Theoretically, maybe this is a wrong way and there is another solution for my problem? Or I still have to repeat manually all errors conversions in every new module?
there is no conversion from num::ParseIntError to Error
It does seem like you doing the wrong thing, conceptually. When a library generates an io::Error, like your first example, then it should be up to that library to decide how to handle that error. However, from your question, it sounds like you are generating io::Errors somewhere else and then wanting to treat them as the first library would.

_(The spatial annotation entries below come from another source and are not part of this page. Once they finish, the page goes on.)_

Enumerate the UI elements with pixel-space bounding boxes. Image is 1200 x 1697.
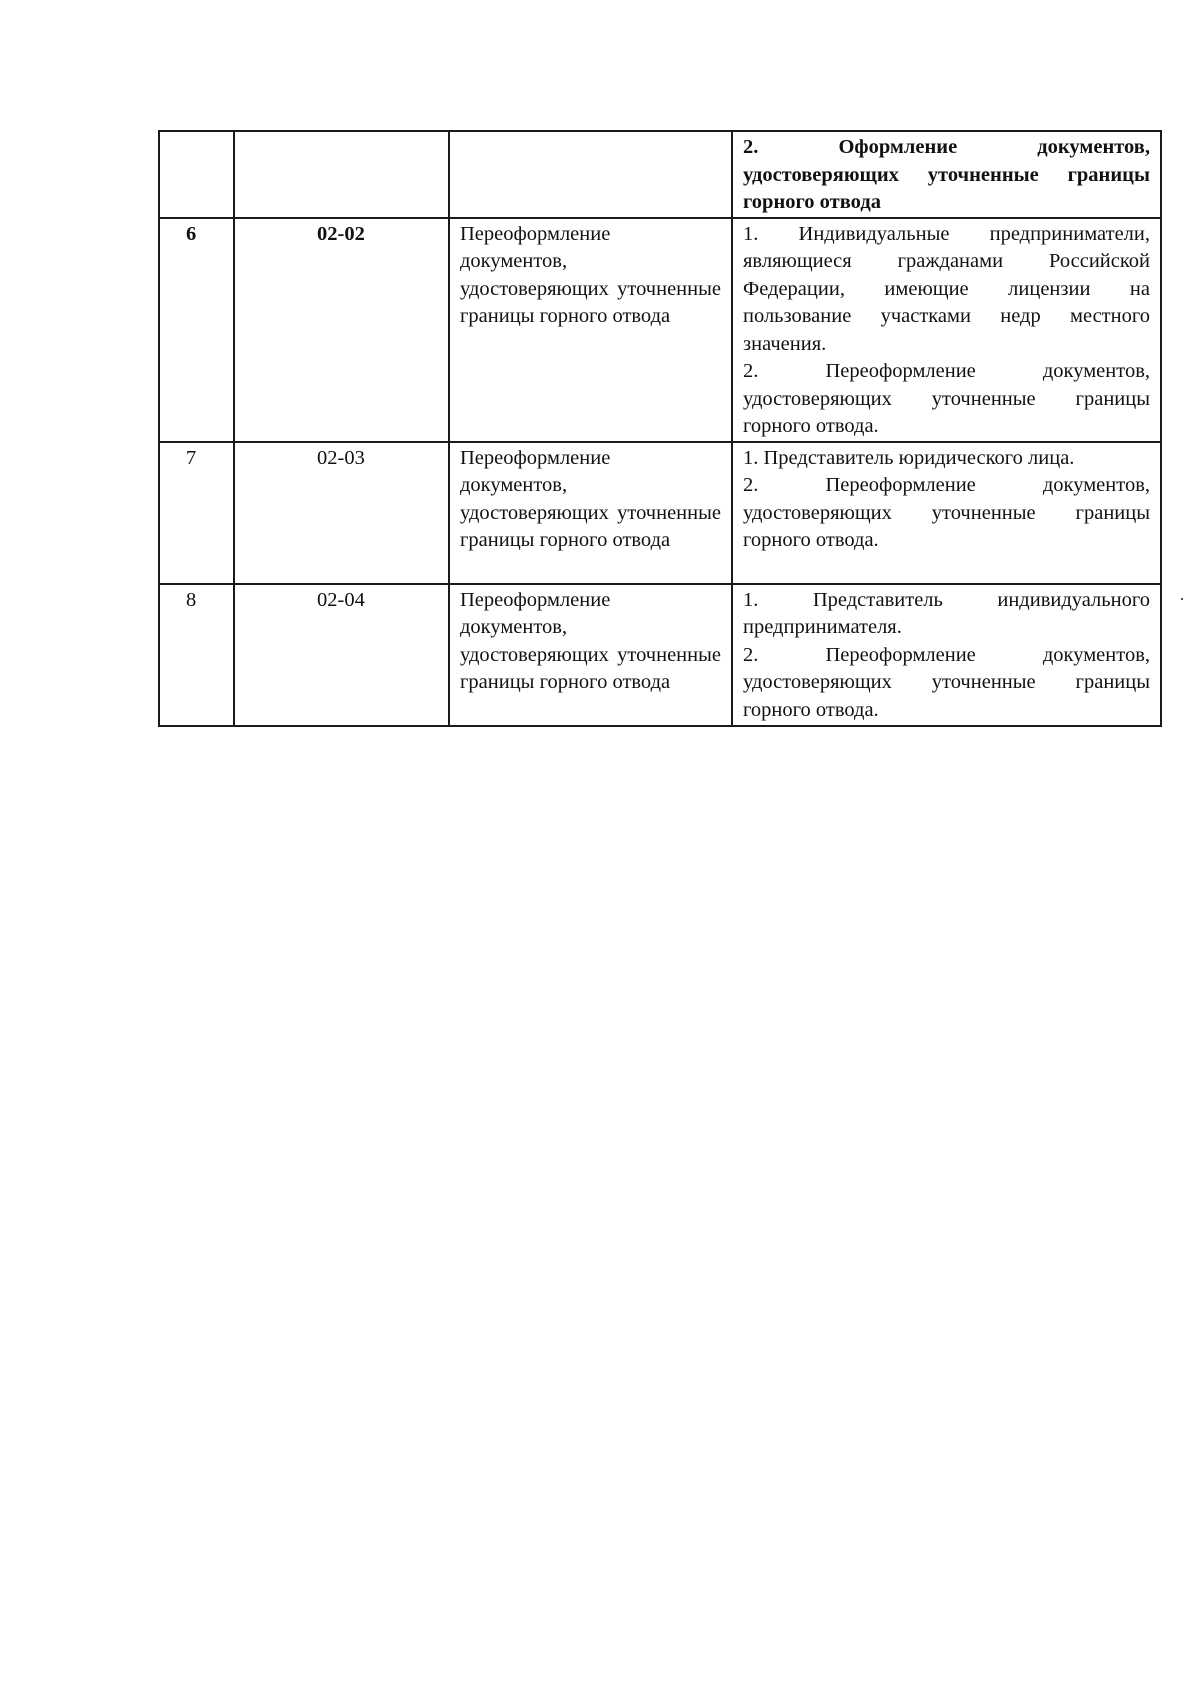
detail-item: 2. Переоформление документов, удостоверяющих уточненные границы горного отвода. — [743, 474, 1150, 551]
row-number: 6 — [159, 218, 234, 442]
service-code — [234, 131, 449, 218]
service-details — [732, 218, 1161, 442]
detail-item: 2. Переоформление документов, удостоверяющих уточненные границы горного отвода. — [743, 643, 1150, 721]
detail-item: 1. Представитель индивидуального предпринимателя. — [743, 588, 1150, 638]
detail-item: 1. Индивидуальные предприниматели, являющиеся гражданами Российской Федерации, имеющие лицензии на пользование участками недр местного значения. — [743, 222, 1150, 355]
service-name: Переоформление документов, удостоверяющих уточненные границы горного отвода — [449, 584, 732, 726]
table-row — [159, 584, 1161, 726]
row-number — [159, 131, 234, 218]
service-code: 02-02 — [234, 218, 449, 442]
detail-item: 2. Оформление документов, удостоверяющих уточненные границы горного отвода — [743, 136, 1150, 213]
row-number: 7 — [159, 442, 234, 584]
row-number: 8 — [159, 584, 234, 726]
service-name — [449, 131, 732, 218]
service-code: 02-04 — [234, 584, 449, 726]
service-code: 02-03 — [234, 442, 449, 584]
table-row — [159, 442, 1161, 584]
service-details — [732, 442, 1161, 584]
table-row — [159, 131, 1161, 218]
service-name: Переоформление документов, удостоверяющих уточненные границы горного отвода — [449, 218, 732, 442]
service-details — [732, 584, 1161, 726]
table-row — [159, 218, 1161, 442]
service-details — [732, 131, 1161, 218]
detail-item: 1. Представитель юридического лица. — [743, 446, 1075, 469]
service-name: Переоформление документов, удостоверяющих уточненные границы горного отвода — [449, 442, 732, 584]
services-table — [158, 130, 1162, 727]
scan-speck — [1181, 598, 1183, 600]
detail-item: 2. Переоформление документов, удостоверяющих уточненные границы горного отвода. — [743, 360, 1150, 437]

This seems very strange. I wouldn't expect to hand an error generated by library B to library A and say "wrap this error as if you made it". Maybe the thing you are doing should be a part of the appropriate library? Then it can handle the errors as it normally would. Perhaps you could just accept a closure and call the error-conversion as appropriate.
So definitely there is a clean way for Rust to convert one type to another without my explicit help.
(Emphasis mine). That seems really scary to me. How many steps should be allowed in an implicit conversion? What if there are multiple paths, or even if there are cycles? Having those as explicit steps seems reasonable to me.
I can even understand the origin of problem [...], but I can't get how to fix it.
I don't think it is possible to fix this. If you could implement a trait for the same type in multiple different ways, there's simply no way to pick between them, and so the code is ambiguous and rejected by the compiler.